McCain gains all that trust because of his experience, not in
government, but in prison, where he seems to have sacrificed the most
basic human desire - the desire to escape physical pain - in order to
serve his military comrades, his sense of honor, and his beloved
country. For the "dwellers" who fear the breakdown of restraints all
around them, he is a precious symbol of self-restraint and thus a
symbol of hope that the threats which seem to impinge from every side
can ultimately be held off forever. Even among "dwellers" who recognize
the folly of the Republican war policy in Iraq, some will find that
symbolism overriding their policy concerns and pushing them to vote for
McCain.

It won't always be this way. History is on the side of the "seekers."
Eventually they will dominate public life, including the political
process. The "dwellers" sense that they are fighting a rear-guard
action, which is why their counterattack is so ferocious.
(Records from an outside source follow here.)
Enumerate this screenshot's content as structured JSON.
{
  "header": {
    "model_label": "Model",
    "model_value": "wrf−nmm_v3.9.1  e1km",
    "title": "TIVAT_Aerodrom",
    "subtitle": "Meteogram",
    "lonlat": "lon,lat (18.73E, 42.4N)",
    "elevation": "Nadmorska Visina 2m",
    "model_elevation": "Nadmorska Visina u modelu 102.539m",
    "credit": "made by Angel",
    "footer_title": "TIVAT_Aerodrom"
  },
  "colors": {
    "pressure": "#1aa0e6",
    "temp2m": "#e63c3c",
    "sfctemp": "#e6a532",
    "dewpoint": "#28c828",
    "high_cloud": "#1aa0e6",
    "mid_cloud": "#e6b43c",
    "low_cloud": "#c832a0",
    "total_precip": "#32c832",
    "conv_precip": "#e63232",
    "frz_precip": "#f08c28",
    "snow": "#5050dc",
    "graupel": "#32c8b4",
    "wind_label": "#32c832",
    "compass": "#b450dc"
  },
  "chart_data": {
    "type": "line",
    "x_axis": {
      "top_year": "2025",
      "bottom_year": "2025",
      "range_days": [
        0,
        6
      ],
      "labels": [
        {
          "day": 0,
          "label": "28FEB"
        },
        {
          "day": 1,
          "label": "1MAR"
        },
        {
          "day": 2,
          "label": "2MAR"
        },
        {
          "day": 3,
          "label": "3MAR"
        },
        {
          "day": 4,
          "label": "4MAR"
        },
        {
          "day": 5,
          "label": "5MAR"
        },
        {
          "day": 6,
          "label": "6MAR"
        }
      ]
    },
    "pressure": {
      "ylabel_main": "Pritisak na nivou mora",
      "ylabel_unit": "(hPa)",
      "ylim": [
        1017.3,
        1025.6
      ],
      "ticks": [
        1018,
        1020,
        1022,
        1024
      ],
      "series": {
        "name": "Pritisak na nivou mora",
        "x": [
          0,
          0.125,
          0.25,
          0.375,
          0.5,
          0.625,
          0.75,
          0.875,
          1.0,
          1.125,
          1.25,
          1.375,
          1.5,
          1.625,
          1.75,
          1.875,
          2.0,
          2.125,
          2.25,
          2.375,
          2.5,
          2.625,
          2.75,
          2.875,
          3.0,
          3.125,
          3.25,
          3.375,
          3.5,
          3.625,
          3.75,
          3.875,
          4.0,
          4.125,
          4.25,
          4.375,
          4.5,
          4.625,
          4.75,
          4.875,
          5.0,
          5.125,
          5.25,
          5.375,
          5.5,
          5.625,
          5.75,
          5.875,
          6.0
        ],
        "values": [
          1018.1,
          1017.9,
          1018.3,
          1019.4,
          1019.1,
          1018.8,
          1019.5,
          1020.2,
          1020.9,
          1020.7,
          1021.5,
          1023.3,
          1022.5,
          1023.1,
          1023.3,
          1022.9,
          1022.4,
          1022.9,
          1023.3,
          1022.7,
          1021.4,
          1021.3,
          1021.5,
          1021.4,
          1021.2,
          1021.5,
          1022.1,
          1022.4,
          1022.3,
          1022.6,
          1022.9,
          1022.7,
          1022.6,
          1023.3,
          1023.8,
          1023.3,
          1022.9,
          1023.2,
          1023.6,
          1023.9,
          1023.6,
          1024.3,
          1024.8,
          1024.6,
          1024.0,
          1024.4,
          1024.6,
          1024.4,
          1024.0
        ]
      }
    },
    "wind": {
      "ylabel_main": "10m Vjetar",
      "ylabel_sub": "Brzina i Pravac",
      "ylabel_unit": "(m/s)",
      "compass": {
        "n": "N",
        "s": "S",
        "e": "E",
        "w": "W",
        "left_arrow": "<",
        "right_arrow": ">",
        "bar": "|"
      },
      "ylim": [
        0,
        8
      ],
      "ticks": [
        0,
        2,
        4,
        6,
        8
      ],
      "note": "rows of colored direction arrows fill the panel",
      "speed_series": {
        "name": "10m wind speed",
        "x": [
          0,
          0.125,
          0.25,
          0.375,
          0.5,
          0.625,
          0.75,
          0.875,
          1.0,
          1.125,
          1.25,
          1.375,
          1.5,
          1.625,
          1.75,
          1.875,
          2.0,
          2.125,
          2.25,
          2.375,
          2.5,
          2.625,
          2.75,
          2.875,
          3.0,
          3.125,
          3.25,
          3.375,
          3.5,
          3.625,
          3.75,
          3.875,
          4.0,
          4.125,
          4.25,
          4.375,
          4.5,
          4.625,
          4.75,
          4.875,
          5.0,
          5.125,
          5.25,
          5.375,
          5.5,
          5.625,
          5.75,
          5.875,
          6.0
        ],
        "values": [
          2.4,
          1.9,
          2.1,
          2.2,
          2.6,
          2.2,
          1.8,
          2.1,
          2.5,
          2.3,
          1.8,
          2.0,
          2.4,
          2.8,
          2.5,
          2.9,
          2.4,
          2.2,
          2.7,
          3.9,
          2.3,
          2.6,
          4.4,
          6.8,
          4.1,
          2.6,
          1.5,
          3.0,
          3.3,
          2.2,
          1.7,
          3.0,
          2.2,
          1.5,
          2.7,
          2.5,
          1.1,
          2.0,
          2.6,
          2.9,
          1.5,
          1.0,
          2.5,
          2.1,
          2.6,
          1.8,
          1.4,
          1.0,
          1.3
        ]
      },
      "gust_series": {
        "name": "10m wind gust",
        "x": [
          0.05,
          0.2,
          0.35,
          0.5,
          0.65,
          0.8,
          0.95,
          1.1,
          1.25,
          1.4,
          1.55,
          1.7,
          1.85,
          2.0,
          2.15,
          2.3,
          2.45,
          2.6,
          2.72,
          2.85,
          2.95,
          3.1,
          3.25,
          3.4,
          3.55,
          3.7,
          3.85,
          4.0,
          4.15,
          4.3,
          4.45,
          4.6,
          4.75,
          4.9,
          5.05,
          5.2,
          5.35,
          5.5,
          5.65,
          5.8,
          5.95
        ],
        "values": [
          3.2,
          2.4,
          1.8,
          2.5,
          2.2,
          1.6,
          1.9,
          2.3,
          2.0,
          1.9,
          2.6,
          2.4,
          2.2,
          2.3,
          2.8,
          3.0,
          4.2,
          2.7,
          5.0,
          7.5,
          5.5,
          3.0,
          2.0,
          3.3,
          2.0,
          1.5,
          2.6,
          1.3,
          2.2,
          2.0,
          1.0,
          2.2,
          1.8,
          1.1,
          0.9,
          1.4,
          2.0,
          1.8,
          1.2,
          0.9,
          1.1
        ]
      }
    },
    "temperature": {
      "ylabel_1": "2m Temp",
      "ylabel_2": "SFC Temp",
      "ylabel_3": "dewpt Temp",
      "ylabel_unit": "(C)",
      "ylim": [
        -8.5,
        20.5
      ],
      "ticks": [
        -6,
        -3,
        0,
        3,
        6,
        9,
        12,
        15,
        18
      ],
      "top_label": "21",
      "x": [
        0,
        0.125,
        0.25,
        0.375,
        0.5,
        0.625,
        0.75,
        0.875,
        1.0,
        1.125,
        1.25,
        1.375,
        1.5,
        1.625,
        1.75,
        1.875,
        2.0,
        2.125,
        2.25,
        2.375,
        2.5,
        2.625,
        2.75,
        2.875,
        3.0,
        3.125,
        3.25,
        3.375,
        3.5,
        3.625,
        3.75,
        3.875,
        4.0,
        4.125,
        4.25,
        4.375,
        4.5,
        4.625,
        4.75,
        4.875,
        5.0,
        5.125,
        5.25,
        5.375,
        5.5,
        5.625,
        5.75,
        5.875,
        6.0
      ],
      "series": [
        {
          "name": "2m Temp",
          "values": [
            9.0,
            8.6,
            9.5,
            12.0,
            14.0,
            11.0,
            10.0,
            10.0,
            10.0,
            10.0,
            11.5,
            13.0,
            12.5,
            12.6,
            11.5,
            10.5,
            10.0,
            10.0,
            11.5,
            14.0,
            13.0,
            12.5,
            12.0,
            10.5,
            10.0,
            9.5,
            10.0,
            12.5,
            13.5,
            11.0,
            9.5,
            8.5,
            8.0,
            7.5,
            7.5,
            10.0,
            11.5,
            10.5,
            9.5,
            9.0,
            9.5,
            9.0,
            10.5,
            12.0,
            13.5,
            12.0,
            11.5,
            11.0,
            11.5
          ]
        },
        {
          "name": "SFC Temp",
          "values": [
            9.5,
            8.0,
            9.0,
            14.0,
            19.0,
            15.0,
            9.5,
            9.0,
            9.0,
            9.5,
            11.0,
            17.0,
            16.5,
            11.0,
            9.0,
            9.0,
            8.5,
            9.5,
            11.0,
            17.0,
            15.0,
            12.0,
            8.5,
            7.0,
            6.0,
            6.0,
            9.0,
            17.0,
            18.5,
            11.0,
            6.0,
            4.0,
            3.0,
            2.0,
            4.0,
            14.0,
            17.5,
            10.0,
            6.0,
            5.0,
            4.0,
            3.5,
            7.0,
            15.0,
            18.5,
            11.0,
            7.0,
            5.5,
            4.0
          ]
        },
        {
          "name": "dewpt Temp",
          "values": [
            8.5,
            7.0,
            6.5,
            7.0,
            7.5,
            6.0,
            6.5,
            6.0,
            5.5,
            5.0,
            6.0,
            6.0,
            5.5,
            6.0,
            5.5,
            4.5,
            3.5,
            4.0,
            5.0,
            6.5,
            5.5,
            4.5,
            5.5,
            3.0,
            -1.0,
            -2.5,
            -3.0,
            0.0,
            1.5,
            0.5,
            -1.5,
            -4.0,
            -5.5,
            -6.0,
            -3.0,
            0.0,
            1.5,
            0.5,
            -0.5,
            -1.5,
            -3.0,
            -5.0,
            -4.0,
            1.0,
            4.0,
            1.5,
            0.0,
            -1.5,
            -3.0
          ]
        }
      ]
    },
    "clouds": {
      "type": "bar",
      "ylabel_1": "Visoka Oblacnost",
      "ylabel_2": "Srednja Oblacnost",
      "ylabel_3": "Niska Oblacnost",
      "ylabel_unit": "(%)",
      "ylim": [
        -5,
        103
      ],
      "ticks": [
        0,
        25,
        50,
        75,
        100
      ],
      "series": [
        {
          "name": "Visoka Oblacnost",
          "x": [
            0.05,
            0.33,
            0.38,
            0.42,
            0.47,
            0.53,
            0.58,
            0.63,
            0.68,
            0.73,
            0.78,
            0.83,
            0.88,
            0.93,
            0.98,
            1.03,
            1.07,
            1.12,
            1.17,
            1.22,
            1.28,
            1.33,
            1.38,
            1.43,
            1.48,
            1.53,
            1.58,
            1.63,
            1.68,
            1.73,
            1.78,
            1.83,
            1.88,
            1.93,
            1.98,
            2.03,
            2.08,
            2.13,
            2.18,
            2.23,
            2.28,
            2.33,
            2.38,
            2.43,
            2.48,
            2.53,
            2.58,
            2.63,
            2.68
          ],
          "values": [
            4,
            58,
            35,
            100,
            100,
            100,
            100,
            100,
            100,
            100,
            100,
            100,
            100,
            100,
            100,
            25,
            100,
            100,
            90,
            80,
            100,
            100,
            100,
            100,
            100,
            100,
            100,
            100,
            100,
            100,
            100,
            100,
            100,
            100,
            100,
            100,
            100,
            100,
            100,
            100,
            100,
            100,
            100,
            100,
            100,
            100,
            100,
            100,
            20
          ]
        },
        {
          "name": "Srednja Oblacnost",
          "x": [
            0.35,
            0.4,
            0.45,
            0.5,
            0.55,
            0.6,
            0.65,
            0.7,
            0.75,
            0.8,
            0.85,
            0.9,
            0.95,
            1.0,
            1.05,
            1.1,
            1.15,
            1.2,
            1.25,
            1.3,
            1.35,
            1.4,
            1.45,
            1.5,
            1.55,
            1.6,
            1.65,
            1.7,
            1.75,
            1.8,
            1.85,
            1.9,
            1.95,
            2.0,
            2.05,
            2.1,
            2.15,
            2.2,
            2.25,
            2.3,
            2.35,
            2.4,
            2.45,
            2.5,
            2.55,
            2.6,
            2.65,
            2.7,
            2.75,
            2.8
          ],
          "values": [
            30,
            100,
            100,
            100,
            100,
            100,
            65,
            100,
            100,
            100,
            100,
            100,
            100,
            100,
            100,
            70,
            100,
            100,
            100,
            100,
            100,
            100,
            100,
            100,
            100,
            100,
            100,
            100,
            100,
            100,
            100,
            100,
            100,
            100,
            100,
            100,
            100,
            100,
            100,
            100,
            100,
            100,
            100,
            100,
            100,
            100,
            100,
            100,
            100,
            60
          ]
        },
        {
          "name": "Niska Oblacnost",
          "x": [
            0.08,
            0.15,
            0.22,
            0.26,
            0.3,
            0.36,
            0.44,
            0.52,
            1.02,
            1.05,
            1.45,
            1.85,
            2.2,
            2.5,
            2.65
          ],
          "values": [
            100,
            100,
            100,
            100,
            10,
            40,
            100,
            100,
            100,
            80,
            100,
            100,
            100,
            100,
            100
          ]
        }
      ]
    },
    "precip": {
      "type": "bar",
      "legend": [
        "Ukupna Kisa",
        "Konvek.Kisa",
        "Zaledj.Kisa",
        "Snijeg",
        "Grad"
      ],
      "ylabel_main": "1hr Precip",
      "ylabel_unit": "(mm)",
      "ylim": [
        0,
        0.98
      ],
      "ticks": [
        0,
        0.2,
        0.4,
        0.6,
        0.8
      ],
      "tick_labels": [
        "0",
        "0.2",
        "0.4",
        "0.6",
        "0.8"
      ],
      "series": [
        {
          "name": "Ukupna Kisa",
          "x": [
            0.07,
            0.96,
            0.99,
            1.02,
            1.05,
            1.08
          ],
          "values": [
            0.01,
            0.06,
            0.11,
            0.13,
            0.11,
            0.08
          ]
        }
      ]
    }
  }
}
For now,
though, the Obama campaign feels forced to play "me too," trying
mightily to convince the "dwellers" that their candidate is just as
deeply commited as any Republican to a permanent structure of American
values.

But they are fighting an uphill battle. The spirituality of dwelling
requires a threatening enemy to fight against. Democrats can hardly
cast Republicans as agents of cultural change who would undermine the
stability of "the American way." Too few voters would buy that. Nor can
the Dems cast the many "seekers" under their big tent as a threat, lest
they fracture their growing but still fragile coalition.

That leaves them with two options. They can continue to muddle through
as they are doing, hoping that economic distress is indeed, as Obama
suggests, deep and wide enough to outweigh all the cultural factors
working against them. That's a big risk; it may not be true.

Or Obama could use his extraordinary skills as a communicator to
explain the difference between pragmatic national security and the
emotional security provided by symbols of "dwelling." He could warn the
nation about the perils of conflating the two and provide a program for
meeting the cultural needs of "dwellers" that does not venture onto the
dangerous terrain of national security.

That's a big risk too - perhaps, in an election this close, too much of a risk to ask any candidate to take.